May 8, 2014

Hickory dickory dock

We have, on our little suburban plot of land, two enormous oak trees (at least 6 feet around at the base, probably over 8), a baby shagbark hickory, a sassafras, a crabapple, and apple, two pears, a plum, a persimmon, a nectarine, a peach, a silver maple, a staghorn sumac, a redbud and two baby oaks, (and that is a listing of only the TREES!) so losing the enormous shagbark hickory that is mommy to the baby we have shouldn't bum me out as much as it does.
The tree was not healthy last year. We didn't get the glorious golden fall color in October. And the nasty winter and insanely late spring has done her in. But she's so big. And beautiful. And I didn't get any pictures of her in her autumn glory.
In her place, I will plant a tulip poplar who volunteered himself in one of our beds two years ago. He's only about 18 inches tall right now, but they are native to the area and can grow to 100 feet!! Plus they have cool leaves. And I will finally add the Japanese maple I've been wanting for years. There's always room for more trees!

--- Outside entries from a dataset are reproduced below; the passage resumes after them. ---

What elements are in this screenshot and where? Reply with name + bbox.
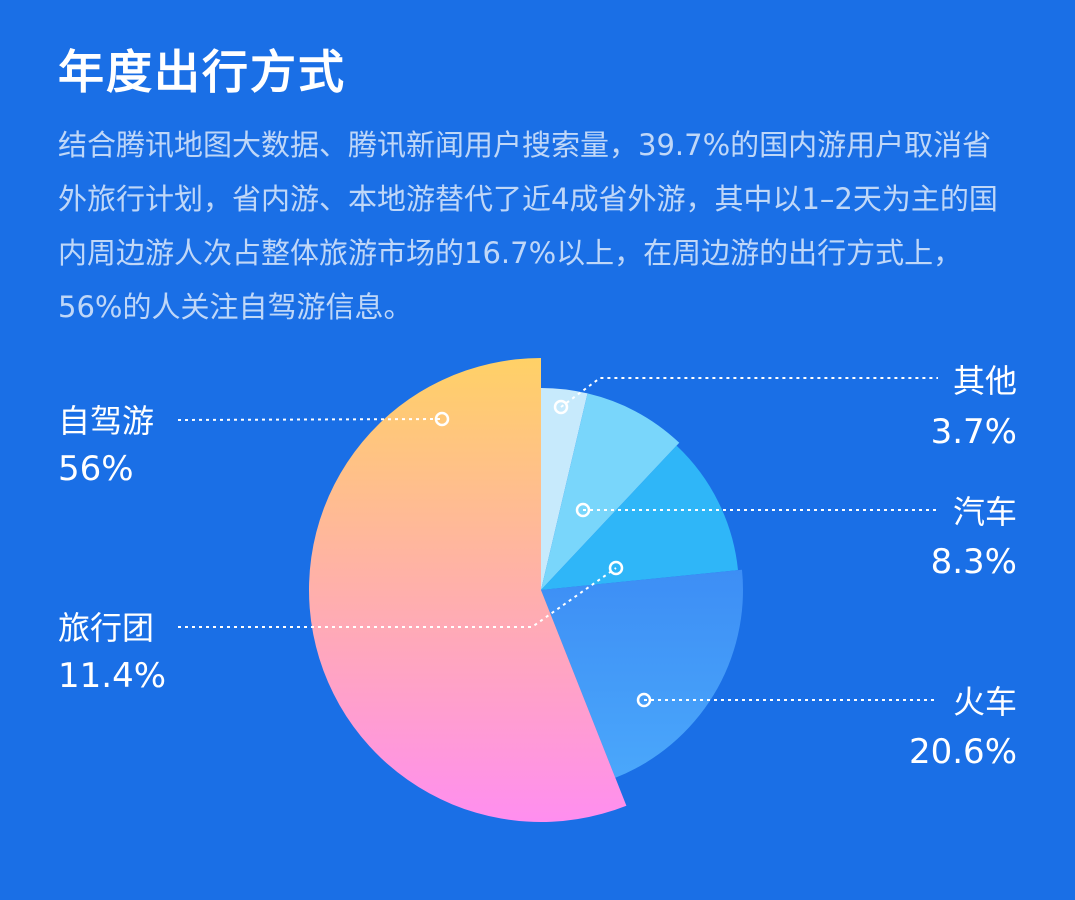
leader-marker-3 — [575, 502, 591, 518]
chart-title: 年度出行方式 — [58, 45, 346, 99]
leader-marker-1 — [636, 692, 652, 708]
slice-name-label-0: 自驾游 — [58, 402, 154, 440]
slice-name-label-3: 汽车 — [953, 493, 1017, 531]
slice-name-label-1: 火车 — [953, 683, 1017, 721]
pie-slice-3 — [541, 393, 680, 590]
pie-slice-0 — [308, 358, 627, 823]
slice-name-label-2: 旅行团 — [58, 609, 154, 647]
slice-value-label-1: 20.6% — [909, 732, 1017, 772]
pie-slice-1 — [541, 569, 743, 778]
pie-slice-4 — [541, 388, 588, 590]
slice-value-label-0: 56% — [58, 449, 134, 489]
slice-value-label-4: 3.7% — [931, 412, 1017, 452]
leader-marker-2 — [608, 560, 624, 576]
leader-line-4 — [560, 377, 938, 408]
slice-value-label-2: 11.4% — [58, 656, 166, 696]
pie-slices — [308, 358, 743, 823]
slice-name-label-4: 其他 — [953, 362, 1017, 400]
leader-line-0 — [177, 418, 443, 421]
slice-labels: 自驾游 56% 火车 20.6% 旅行团 11.4% 汽车 8.3% 其他 3.7% — [58, 362, 1017, 772]
pie-slice-2 — [541, 445, 738, 590]
chart-description: 结合腾讯地图大数据、腾讯新闻用户搜索量，39.7%的国内游用户取消省外旅行计划，… — [58, 128, 998, 324]
leader-lines — [177, 377, 938, 708]
leader-line-2 — [178, 567, 617, 628]
slice-value-label-3: 8.3% — [931, 542, 1017, 582]
leader-marker-4 — [553, 399, 569, 415]
leader-marker-0 — [434, 411, 450, 427]
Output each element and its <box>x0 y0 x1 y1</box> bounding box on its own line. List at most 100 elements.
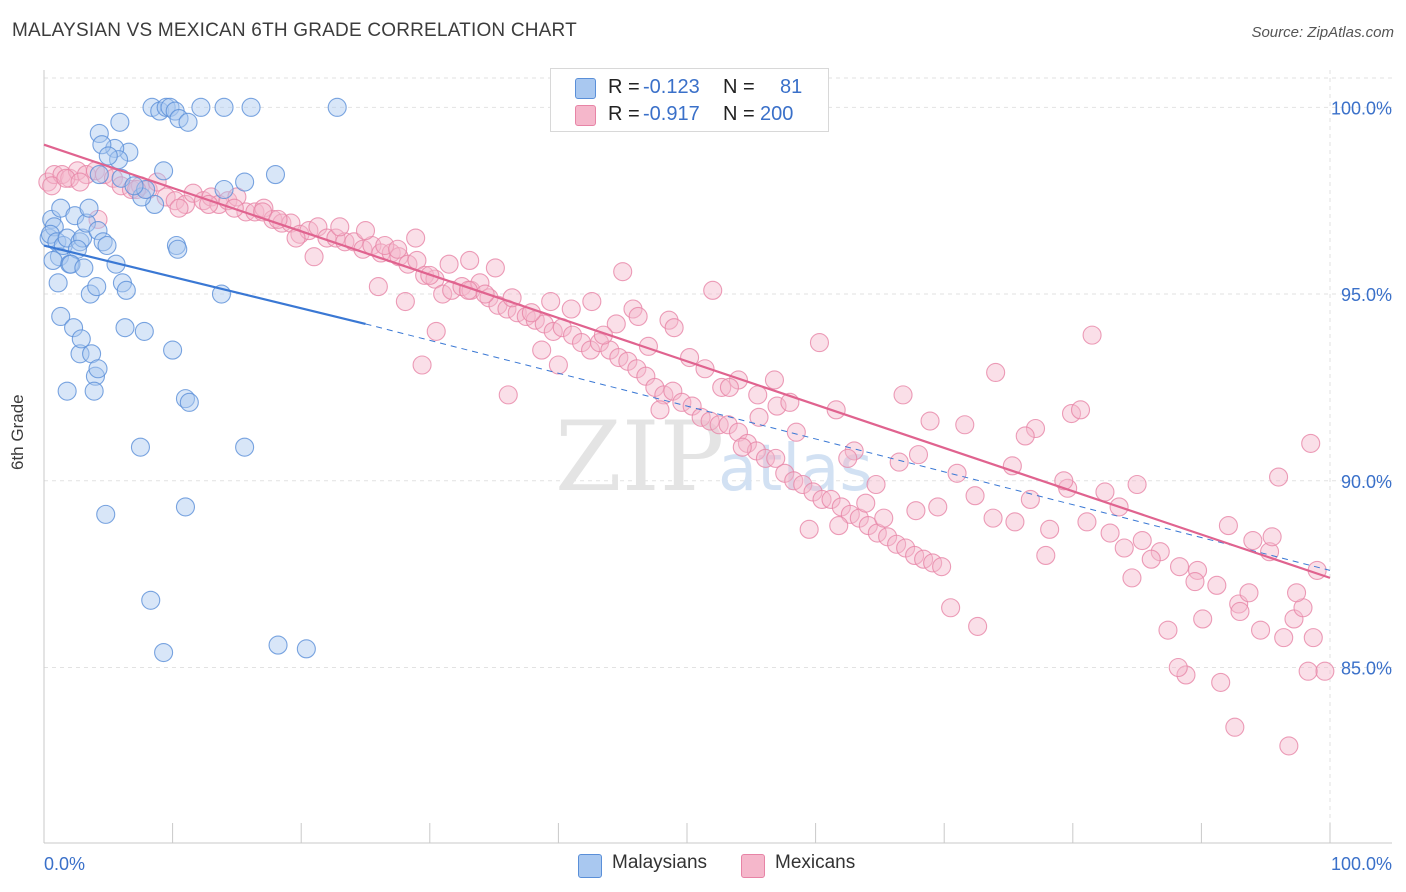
mexicans-point <box>893 385 913 405</box>
malaysians-point <box>327 97 347 117</box>
malaysians-point <box>89 123 109 144</box>
malaysians-point <box>168 239 188 259</box>
malaysians-point <box>110 112 130 132</box>
mexicans-point <box>368 277 388 297</box>
mexicans-point <box>650 400 670 420</box>
mexicans-point <box>330 217 350 237</box>
mexicans-point <box>613 262 633 282</box>
malaysians-point <box>296 639 316 659</box>
malaysians-point <box>124 176 144 196</box>
mexicans-point <box>947 463 967 483</box>
y-tick-label: 90.0% <box>1341 472 1392 492</box>
mexicans-point <box>838 448 858 468</box>
mexicans-point <box>548 355 568 375</box>
mexicans-point <box>1127 474 1147 495</box>
mexicans-point <box>1054 471 1074 491</box>
malaysians-point <box>96 504 116 524</box>
mexicans-point <box>1169 557 1190 577</box>
malaysians-point <box>88 359 108 379</box>
mexicans-point <box>541 291 561 312</box>
malaysians-point <box>119 142 139 162</box>
mexicans-trend-line <box>43 143 1331 579</box>
malaysians-point <box>71 329 91 349</box>
malaysians-point <box>154 643 174 663</box>
mexicans-point <box>1100 523 1120 543</box>
mexicans-point <box>755 448 775 468</box>
mexicans-point <box>1132 530 1152 551</box>
malaysians-point <box>105 138 125 158</box>
mexicans-point <box>986 362 1006 383</box>
mexicans-point <box>1040 519 1060 539</box>
r-value: -0.917 <box>643 103 700 125</box>
malaysians-point <box>154 161 174 181</box>
mexicans-point <box>606 314 626 334</box>
axes <box>43 70 1392 844</box>
mexicans-point <box>908 445 929 465</box>
mexicans-point <box>968 616 988 636</box>
malaysians-point <box>57 381 77 401</box>
mexicans-point <box>406 228 426 248</box>
mexicans-point <box>1251 620 1271 640</box>
mexicans-point <box>70 172 90 192</box>
malaysians-point <box>80 284 100 304</box>
mexicans-point <box>1298 661 1318 681</box>
mexicans-point <box>1287 583 1307 603</box>
mexicans-point <box>889 452 909 472</box>
malaysians-point <box>92 135 112 155</box>
malaysians-point <box>191 97 211 117</box>
malaysians-point <box>97 235 117 256</box>
n-value: 81 <box>780 76 803 98</box>
malaysians-point <box>116 280 136 300</box>
malaysians-point <box>134 321 154 341</box>
mexicans-point <box>767 396 787 416</box>
malaysians-point <box>61 254 81 274</box>
mexicans-point <box>941 598 961 618</box>
trend-lines <box>43 143 1331 579</box>
malaysians-point <box>87 277 107 297</box>
malaysians-point <box>70 344 90 364</box>
mexicans-point <box>799 519 819 539</box>
mexicans-point <box>460 250 480 270</box>
malaysians-point <box>73 228 93 248</box>
malaysians-point <box>109 150 129 170</box>
malaysians-point <box>179 392 199 412</box>
mexicans-point <box>498 385 518 405</box>
legend-swatch-pink <box>741 854 765 878</box>
mexicans-point <box>1020 489 1040 509</box>
malaysians-point <box>49 247 69 267</box>
mexicans-point <box>680 347 700 368</box>
malaysians-point <box>115 318 135 338</box>
malaysians-point <box>88 221 108 241</box>
r-label: R = <box>608 76 640 98</box>
n-value: 200 <box>760 103 794 125</box>
mexicans-point <box>304 247 324 267</box>
malaysians-point <box>214 179 234 200</box>
mexicans-point <box>672 392 692 412</box>
mexicans-point <box>695 359 715 379</box>
malaysians-point <box>93 232 113 252</box>
mexicans-point <box>821 489 841 509</box>
mexicans-point <box>764 370 784 390</box>
mexicans-point <box>1274 628 1294 648</box>
mexicans-point <box>561 299 581 319</box>
y-tick-label: 95.0% <box>1341 285 1392 305</box>
malaysians-point <box>70 232 90 252</box>
mexicans-point <box>1279 736 1299 756</box>
mexicans-point <box>1176 665 1196 685</box>
mexicans-point <box>355 221 376 241</box>
mexicans-point <box>732 437 752 457</box>
blue-swatch <box>575 78 596 99</box>
mexicans-point <box>395 291 415 312</box>
malaysians-trend-line <box>43 244 366 326</box>
y-tick-label: 85.0% <box>1341 658 1392 678</box>
n-label: N = <box>723 76 755 98</box>
malaysians-point <box>268 635 288 655</box>
mexicans-point <box>1077 512 1097 532</box>
malaysians-point <box>136 179 156 200</box>
stats-box: R = -0.123 N = 81 R = -0.917 N = 200 <box>550 68 829 132</box>
mexicans-point <box>485 258 505 278</box>
mexicans-point <box>502 288 522 308</box>
mexicans-point <box>1122 568 1142 588</box>
mexicans-point <box>1207 575 1227 595</box>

In memoriam, I'm sharing the only two pics I could find of the old girl. (She's in the background of both.)
Through our arbor, nearly straight ahead, alas hidden by the out-of-control porcelain vine.
There she is in the back stretching over the rooftop.
UPDATE: Much like Mark Twain, news of our hickory's death is an exaggeration. I actually spotted a bit of green on her a week after this post. She is now classified as the plague victim in Monty Python: mostly dead. Hopefully, she'll get better.